In fact, that effort – to de-legitimize brown skin as a fundamental part of the American fabric – has become a core feature of the contemporary right (or at least, to make sure brown skin knows its proper place). It’s at the heart of the insane birther movement – the entirely baseless claim that the current president was not born in America. Needless to say, Obama’s place of birth isn’t the problem. It’s the double indignity of a mixed race, brown-skinned man with a Kenyan father insisting on the proposition that the government can, and should, do something to aid those less fortunate, including many who do not fit the right-wing’s view of authentic Americans.
If media, bloggers, and commenters paid no attention to the overtly racist message of the tea party people, who would be harmed? It seems to me that blending pent-up populist anger with hot buttered racism is a recipe for disaster. Indeed, that’s exactly what threatened to play out yesterday morning at my daughter’s school.

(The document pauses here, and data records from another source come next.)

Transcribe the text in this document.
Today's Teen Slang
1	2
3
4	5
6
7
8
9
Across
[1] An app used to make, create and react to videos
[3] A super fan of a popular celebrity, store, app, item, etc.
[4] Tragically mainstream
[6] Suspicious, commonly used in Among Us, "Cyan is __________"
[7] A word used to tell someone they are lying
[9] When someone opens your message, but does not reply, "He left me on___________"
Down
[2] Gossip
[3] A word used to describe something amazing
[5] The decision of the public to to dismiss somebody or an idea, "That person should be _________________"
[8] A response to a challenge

I’d much rather call it what it is, deal with it straight up, reject the politics of fear and go back to the language of hope. Have you noticed how the hope message was hijacked by both left AND right with the willing assistance of our mainstream media? It’s time to reject the fear frame and its use as a dividing line for our country, our communities, and even the small little group of students who attend Ms. Dancer’s school.
Hope isn’t something to ridicule. It motivates. It invites success, not failure. Being afraid is a waste. This was why I did send Ms. Dancer to school after being reassured that police would be high-profile on the campus. It’s why I bit back my own jumpy instincts when the anti-scarecrow firecrackers in the field across the street went off right when we arrived. It’s why I let her text me but kept telling her we weren’t going to live in fear of people who were our neighbors and so we were both going to face our fears head-on. Which we did, and I’d say fear of a stray bullet is far more powerful than fear of someone’s skin color.
That’s really the choice, isn’t it? Being afraid or being bold? Hope comes with boldness. Fear brings timidity. Why choose timidity, especially in these times?